OpenScraper
OpenScraper copied to clipboard
Fix "TSV" generation
When exporting data by clicking on "download the set as a .tsv file", the resulting file presents shifted columns when data is not present. See for example in the following screenshots : export from the dataset Apriles-ODAS and "preview" from OpenScraper:
- in the preview, there is no "date" and no "données économiques", the columns are blank
- in the TSV,
- the "date" contains "partenaires" (the column right after date), one shift to the left,
- the "partenaires" contains "résumé" (if there is no "données économiques") or "données économiques", one or two shifts to the left
- "données économiques" contains "tags" or "résumé", one or two shifts since no other empty column is between them
- "résumé" contains "tags" or "website" (which, in fact, also contains e-mails…)
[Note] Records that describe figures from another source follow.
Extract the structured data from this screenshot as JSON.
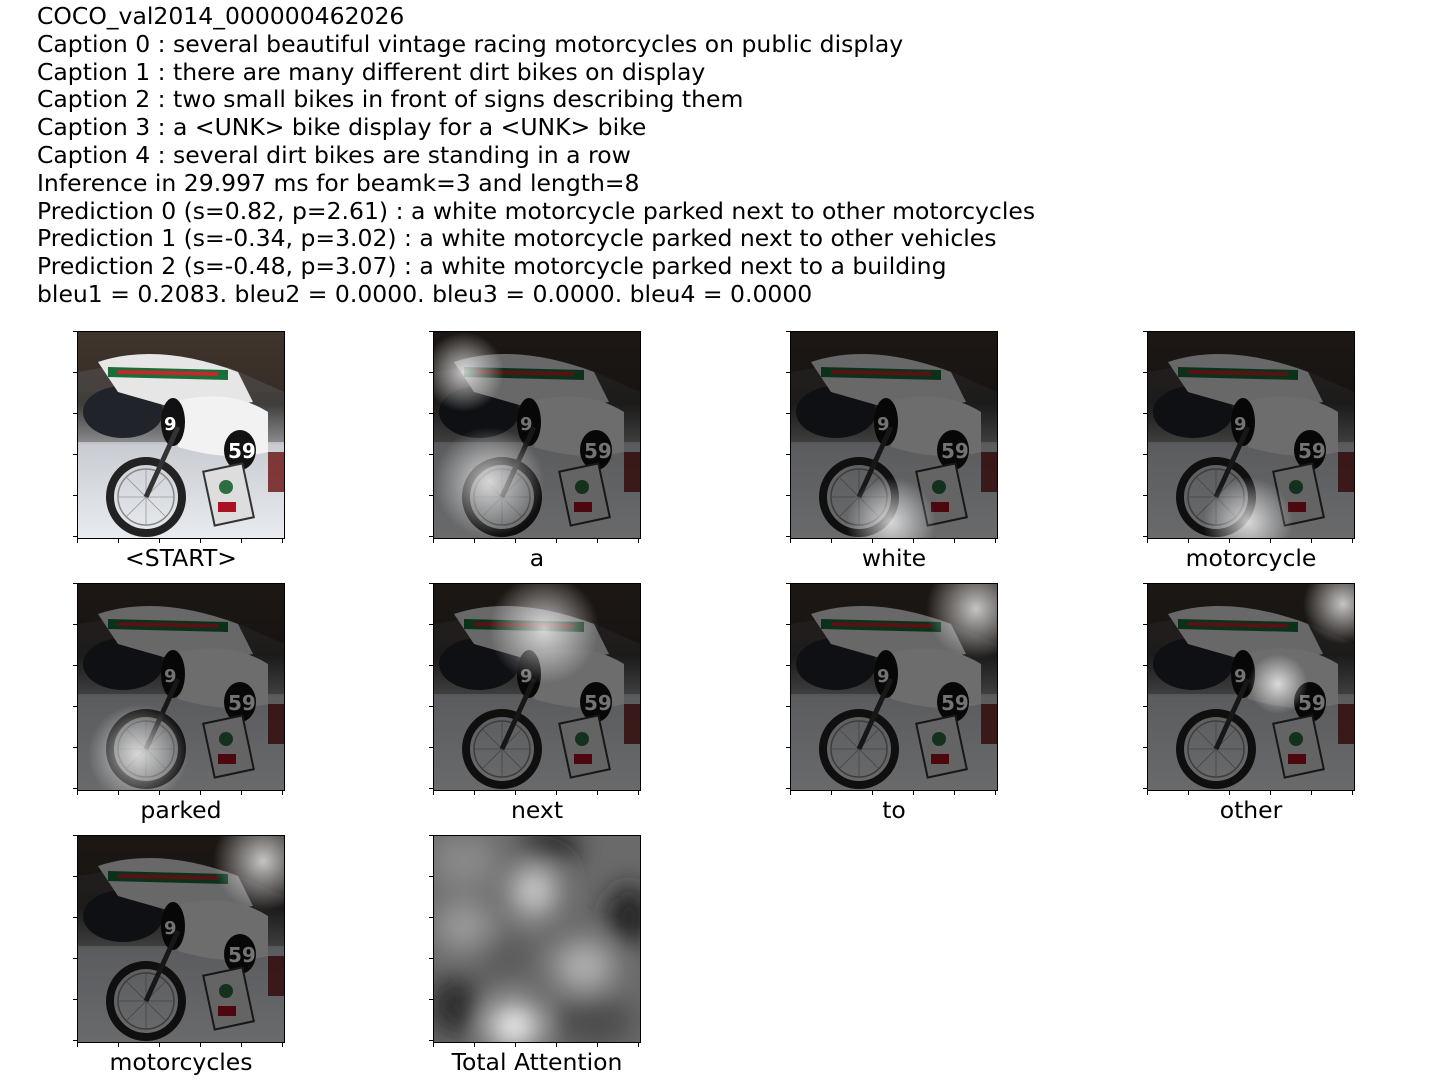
{
  "header": {
    "image_id": "COCO_val2014_000000462026",
    "captions": [
      "Caption 0 : several beautiful vintage racing motorcycles on public display",
      "Caption 1 : there are many different dirt bikes on display",
      "Caption 2 : two small bikes in front of signs describing them",
      "Caption 3 : a <UNK> bike display for a <UNK> bike",
      "Caption 4 : several dirt bikes are standing in a row"
    ],
    "inference": "Inference in 29.997 ms for beamk=3 and length=8",
    "predictions": [
      "Prediction 0 (s=0.82, p=2.61) : a white motorcycle parked next to other motorcycles",
      "Prediction 1 (s=-0.34, p=3.02) : a white motorcycle parked next to other vehicles",
      "Prediction 2 (s=-0.48, p=3.07) : a white motorcycle parked next to a building"
    ],
    "bleu": "bleu1 = 0.2083. bleu2 = 0.0000. bleu3 = 0.0000. bleu4 = 0.0000"
  },
  "panels": [
    {
      "label": "<START>",
      "kind": "photo"
    },
    {
      "label": "a",
      "kind": "attention",
      "focus": "lower-left and upper-left"
    },
    {
      "label": "white",
      "kind": "attention",
      "focus": "bottom-center"
    },
    {
      "label": "motorcycle",
      "kind": "attention",
      "focus": "bottom-center"
    },
    {
      "label": "parked",
      "kind": "attention",
      "focus": "lower-left"
    },
    {
      "label": "next",
      "kind": "attention",
      "focus": "top-center"
    },
    {
      "label": "to",
      "kind": "attention",
      "focus": "top-right"
    },
    {
      "label": "other",
      "kind": "attention",
      "focus": "center-right"
    },
    {
      "label": "motorcycles",
      "kind": "attention",
      "focus": "top-right"
    },
    {
      "label": "Total Attention",
      "kind": "heatmap"
    }
  ]
}
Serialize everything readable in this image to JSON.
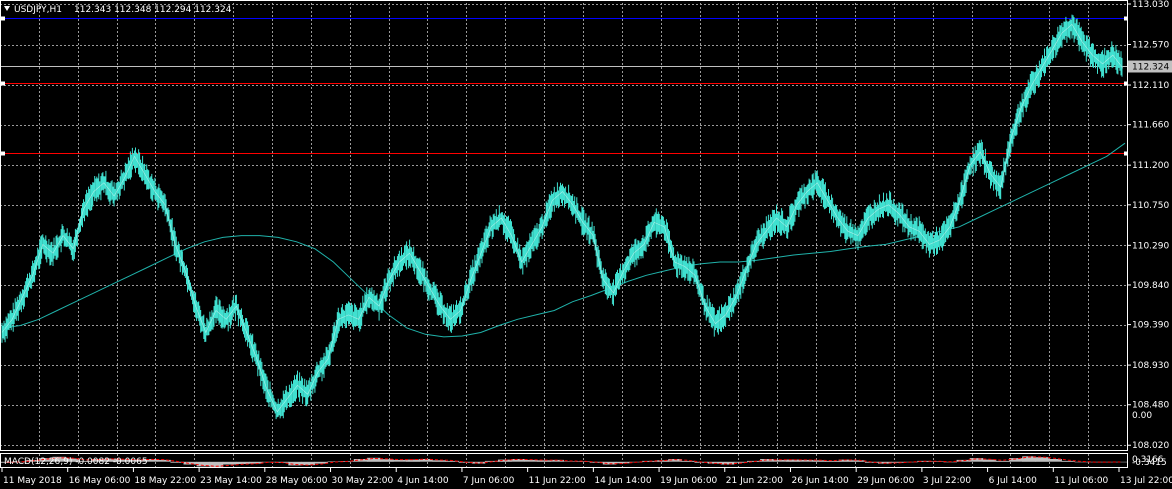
{
  "header": {
    "symbol_label": "USDJPY,H1",
    "ohlc": "112.343 112.348 112.294 112.324",
    "indicator_label": "MACD(12,26,9) -0.0082 -0.0065"
  },
  "colors": {
    "background": "#000000",
    "grid": "#9a9a9a",
    "price": "#40e0d0",
    "ma": "#20b2aa",
    "hist": "#c0c0c0",
    "signal": "#ff0000",
    "blue_line": "#0000ff",
    "red_line": "#ff0000",
    "current_price_line": "#c0c0c0"
  },
  "chart_data": [
    {
      "type": "line",
      "title": "USDJPY,H1",
      "ylim": [
        108.0,
        113.03
      ],
      "price_ticks": [
        "113.030",
        "112.570",
        "112.110",
        "111.660",
        "111.200",
        "110.750",
        "110.290",
        "109.840",
        "109.390",
        "108.930",
        "108.480",
        "108.020"
      ],
      "current_price": "112.324",
      "x_labels": [
        "11 May 2018",
        "16 May 06:00",
        "18 May 22:00",
        "23 May 14:00",
        "28 May 06:00",
        "30 May 22:00",
        "4 Jun 14:00",
        "7 Jun 06:00",
        "11 Jun 22:00",
        "14 Jun 14:00",
        "19 Jun 06:00",
        "21 Jun 22:00",
        "26 Jun 14:00",
        "29 Jun 06:00",
        "3 Jul 22:00",
        "6 Jul 14:00",
        "11 Jul 06:00",
        "13 Jul 22:00"
      ],
      "horizontal_levels": [
        {
          "value": 112.87,
          "color": "blue"
        },
        {
          "value": 112.13,
          "color": "red"
        },
        {
          "value": 111.34,
          "color": "red"
        }
      ],
      "series": [
        {
          "values": [
            109.3,
            109.45,
            109.7,
            109.95,
            110.3,
            110.2,
            110.4,
            110.25,
            110.7,
            110.9,
            111.0,
            110.85,
            111.05,
            111.3,
            111.1,
            110.9,
            110.75,
            110.3,
            110.0,
            109.6,
            109.3,
            109.55,
            109.45,
            109.6,
            109.3,
            109.0,
            108.65,
            108.4,
            108.55,
            108.7,
            108.6,
            108.85,
            109.0,
            109.45,
            109.5,
            109.45,
            109.7,
            109.6,
            109.9,
            110.1,
            110.2,
            110.0,
            109.8,
            109.6,
            109.45,
            109.55,
            109.9,
            110.2,
            110.5,
            110.6,
            110.4,
            110.1,
            110.3,
            110.5,
            110.8,
            110.9,
            110.75,
            110.55,
            110.4,
            109.9,
            109.75,
            110.0,
            110.2,
            110.3,
            110.55,
            110.5,
            110.1,
            110.05,
            109.95,
            109.6,
            109.4,
            109.5,
            109.7,
            110.0,
            110.3,
            110.45,
            110.6,
            110.5,
            110.75,
            110.9,
            111.0,
            110.8,
            110.6,
            110.45,
            110.4,
            110.6,
            110.7,
            110.75,
            110.65,
            110.5,
            110.45,
            110.3,
            110.35,
            110.5,
            110.8,
            111.2,
            111.35,
            111.1,
            110.95,
            111.5,
            111.85,
            112.1,
            112.3,
            112.5,
            112.7,
            112.8,
            112.6,
            112.45,
            112.35,
            112.45,
            112.3
          ]
        },
        {
          "values": [
            109.35,
            109.38,
            109.45,
            109.55,
            109.65,
            109.75,
            109.85,
            109.95,
            110.05,
            110.15,
            110.25,
            110.33,
            110.38,
            110.4,
            110.4,
            110.38,
            110.33,
            110.25,
            110.1,
            109.9,
            109.7,
            109.5,
            109.35,
            109.28,
            109.25,
            109.26,
            109.3,
            109.38,
            109.45,
            109.5,
            109.55,
            109.65,
            109.72,
            109.8,
            109.88,
            109.95,
            110.0,
            110.05,
            110.08,
            110.1,
            110.1,
            110.12,
            110.15,
            110.18,
            110.2,
            110.22,
            110.25,
            110.28,
            110.3,
            110.35,
            110.4,
            110.45,
            110.5,
            110.6,
            110.7,
            110.8,
            110.9,
            111.0,
            111.1,
            111.2,
            111.3,
            111.45
          ]
        }
      ]
    },
    {
      "type": "bar",
      "title": "MACD(12,26,9)",
      "ylim": [
        -0.3415,
        0.3166
      ],
      "value_ticks": [
        "0.3166",
        "0.00",
        "-0.3415"
      ],
      "series": [
        {
          "name": "MACD",
          "values": [
            -0.05,
            0.0,
            0.1,
            0.2,
            0.27,
            0.18,
            0.05,
            0.15,
            0.18,
            0.12,
            0.1,
            0.15,
            0.1,
            -0.05,
            -0.15,
            -0.25,
            -0.28,
            -0.15,
            -0.12,
            -0.1,
            0.0,
            -0.05,
            -0.2,
            -0.18,
            -0.1,
            0.02,
            0.04,
            0.15,
            0.22,
            0.14,
            0.1,
            0.12,
            0.15,
            0.08,
            0.05,
            -0.05,
            -0.1,
            0.05,
            0.12,
            0.15,
            0.1,
            0.08,
            0.1,
            0.03,
            0.02,
            -0.05,
            -0.15,
            -0.08,
            0.0,
            0.05,
            0.08,
            0.15,
            0.05,
            -0.05,
            -0.1,
            -0.15,
            -0.05,
            0.05,
            0.15,
            0.1,
            0.12,
            0.1,
            0.08,
            0.05,
            0.12,
            0.08,
            -0.05,
            -0.1,
            -0.05,
            0.0,
            0.05,
            0.02,
            -0.02,
            0.1,
            0.2,
            0.12,
            0.05,
            0.2,
            0.3,
            0.25,
            0.15,
            0.05,
            -0.02,
            -0.03,
            -0.02,
            -0.01
          ]
        },
        {
          "name": "Signal",
          "values": [
            -0.03,
            -0.01,
            0.05,
            0.14,
            0.22,
            0.2,
            0.1,
            0.12,
            0.16,
            0.14,
            0.11,
            0.13,
            0.12,
            0.02,
            -0.1,
            -0.2,
            -0.25,
            -0.2,
            -0.14,
            -0.11,
            -0.03,
            -0.04,
            -0.15,
            -0.18,
            -0.13,
            -0.02,
            0.02,
            0.1,
            0.18,
            0.16,
            0.12,
            0.12,
            0.14,
            0.1,
            0.07,
            -0.02,
            -0.08,
            0.0,
            0.09,
            0.13,
            0.12,
            0.09,
            0.09,
            0.05,
            0.03,
            -0.02,
            -0.11,
            -0.1,
            -0.03,
            0.03,
            0.06,
            0.12,
            0.08,
            -0.01,
            -0.08,
            -0.13,
            -0.08,
            0.01,
            0.1,
            0.11,
            0.11,
            0.1,
            0.09,
            0.06,
            0.1,
            0.09,
            -0.01,
            -0.08,
            -0.06,
            -0.02,
            0.03,
            0.03,
            0.0,
            0.06,
            0.16,
            0.14,
            0.08,
            0.15,
            0.26,
            0.26,
            0.19,
            0.09,
            0.02,
            -0.02,
            -0.02,
            -0.01
          ]
        }
      ]
    }
  ]
}
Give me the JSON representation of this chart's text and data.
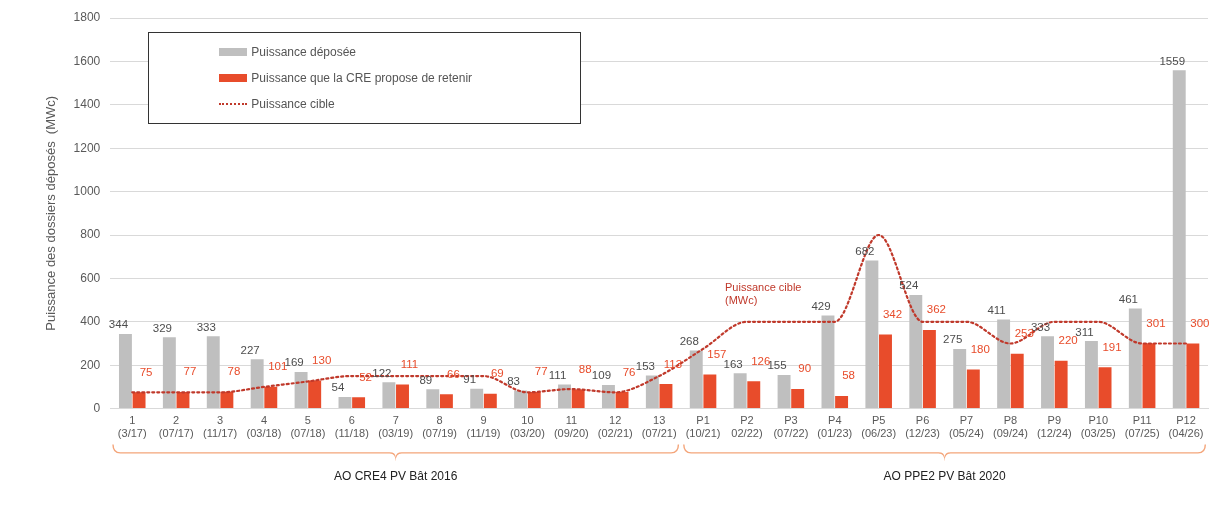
{
  "chart_data": {
    "type": "bar",
    "ylabel": "Puissance des dossiers déposés  (MWc)",
    "categories": [
      "1\n(3/17)",
      "2\n(07/17)",
      "3\n(11/17)",
      "4\n(03/18)",
      "5\n(07/18)",
      "6\n(11/18)",
      "7\n(03/19)",
      "8\n(07/19)",
      "9\n(11/19)",
      "10\n(03/20)",
      "11\n(09/20)",
      "12\n(02/21)",
      "13\n(07/21)",
      "P1\n(10/21)",
      "P2\n02/22)",
      "P3\n(07/22)",
      "P4\n(01/23)",
      "P5\n(06/23)",
      "P6\n(12/23)",
      "P7\n(05/24)",
      "P8\n(09/24)",
      "P9\n(12/24)",
      "P10\n(03/25)",
      "P11\n(07/25)",
      "P12\n(04/26)"
    ],
    "series": [
      {
        "name": "Puissance déposée",
        "color": "#bfbfbf",
        "values": [
          344,
          329,
          333,
          227,
          169,
          54,
          122,
          89,
          91,
          83,
          111,
          109,
          153,
          268,
          163,
          155,
          429,
          682,
          524,
          275,
          411,
          333,
          311,
          461,
          1559
        ],
        "value_labels": [
          "344",
          "329",
          "333",
          "227",
          "169",
          "54",
          "122",
          "89",
          "91",
          "83",
          "111",
          "109",
          "153",
          "268",
          "163",
          "155",
          "429",
          "682",
          "524",
          "275",
          "411",
          "333",
          "311",
          "461",
          "1559"
        ]
      },
      {
        "name": "Puissance que la CRE propose de retenir",
        "color": "#e84c2b",
        "values": [
          75,
          77,
          78,
          101,
          130,
          52,
          111,
          66,
          69,
          77,
          88,
          76,
          113,
          157,
          126,
          90,
          58,
          342,
          362,
          180,
          253,
          220,
          191,
          301,
          300
        ],
        "value_labels": [
          "75",
          "77",
          "78",
          "101",
          "130",
          "52",
          "111",
          "66",
          "69",
          "77",
          "88",
          "76",
          "113",
          "157",
          "126",
          "90",
          "58",
          "342",
          "362",
          "180",
          "253",
          "220",
          "191",
          "301",
          "300"
        ]
      },
      {
        "name": "Puissance cible",
        "type": "line",
        "color": "#c0392b",
        "line_style": "dotted",
        "marker": "none",
        "values": [
          75,
          75,
          75,
          100,
          125,
          150,
          150,
          150,
          150,
          75,
          90,
          75,
          150,
          275,
          400,
          400,
          400,
          800,
          400,
          400,
          300,
          400,
          400,
          300,
          300
        ]
      }
    ],
    "ylim": [
      0,
      1800
    ],
    "yticks": [
      0,
      200,
      400,
      600,
      800,
      1000,
      1200,
      1400,
      1600,
      1800
    ],
    "grid": "y",
    "legend": "top left",
    "annotations": [
      "Puissance cible\n(MWc)",
      "AO CRE4 PV Bât 2016",
      "AO PPE2 PV Bât 2020"
    ]
  }
}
- "tags" contains "website" or "adresse"
Suggested fix : a little bit like in https://github.com/entrepreneur-interet-general/OpenScraper/blob/c96c6d85a3e54b90d4f81e06541ab619d8f149f2/openscraper/controller.py#L1362 replace line 1367-1368
if id_field in item.keys() :
item_list.append( " ".join(item[ id_field ]) )
by
if id_field in item.keys() :
item_list.append( " ".join(item[ id_field ]) )
else :
item_list.append("")
to ensure empty values are correctly written at line 1369 in the resulting file.